Fredrik Olsson successfully defended his Ph.D. thesis December 19, 2008
Title: Bootstrapping Named Entity Annotation by Means of Active Machine Learning: A method for creating corpora
Time: Dec 19, 2008, at 13.15
Place: Lilla
hörsalen, Humanisten, University of Gothenburg
Opponent: Miles Osborne, The University of Edinburgh, School of Informatics
This thesis describes the development and in-depth empirical
investigation of a method, called BootMark, for bootstrapping the
marking up of named entities in textual documents. The reason for
working with documents, as opposed to for instance sentences or
phrases, is that the BootMark method is concerned with the creation of
corpora. The claim made in the thesis is that BootMark requires a
human annotator to manually annotate fewer documents in order to
produce a named entity recognizer with a given performance, than would
be needed if the documents forming the basis for the recognizer were
randomly drawn from the same corpus. The intention is then to use the
created named entity recognizer as a pre-tagger and thus eventually
turn the manual annotation process into one in which the annotator
reviews system-suggested annotations rather than creating new ones
from scratch. The BootMark method consists of three phases: (1) Manual
annotation of a set of documents; (2) Bootstrapping -- active machine
learning for the purpose of selecting which document to annotate next;
(3) The remaining unannotated documents of the original corpus are
marked up using pre-tagging with revision.

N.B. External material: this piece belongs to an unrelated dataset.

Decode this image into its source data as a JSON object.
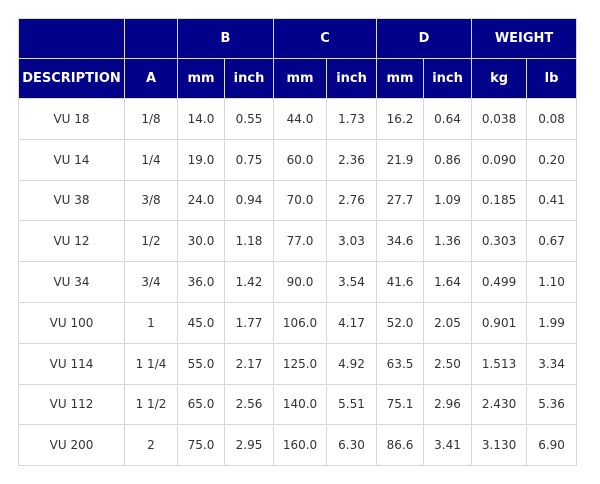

Five emerging issues are identified, described and empirically
investigated in the thesis. Their common denominator is that they all
depend on the realization of the named entity recognition task, and as
such, require the context of a practical setting in order to be
properly addressed. The emerging issues are related to: (1) the
characteristics of the named entity recognition task and the base
learners used in conjunction with it; (2) the constitution of the set
of documents annotated by the human annotator in phase one in order to
start the bootstrapping process; (3) the active selection of the
documents to annotate in phase two; (4) the monitoring and termination
of the active learning carried out in phase two, including a new
intrinsic stopping criterion for committee-based active learning; and
(5) the applicability of the named entity recognizer created during
phase two as a pre-tagger in phase three.
The outcomes of the empirical investigations concerning the emerging
issues support the claim made in the thesis. The results also suggest
that while the recognizer produced in phases one and two is as useful
for pre-tagging as a recognizer created from randomly selected
documents, the applicability of the recognizer as a pre-tagger is best
investigated by conducting a user study involving real annotators
working on a real named entity recognition task.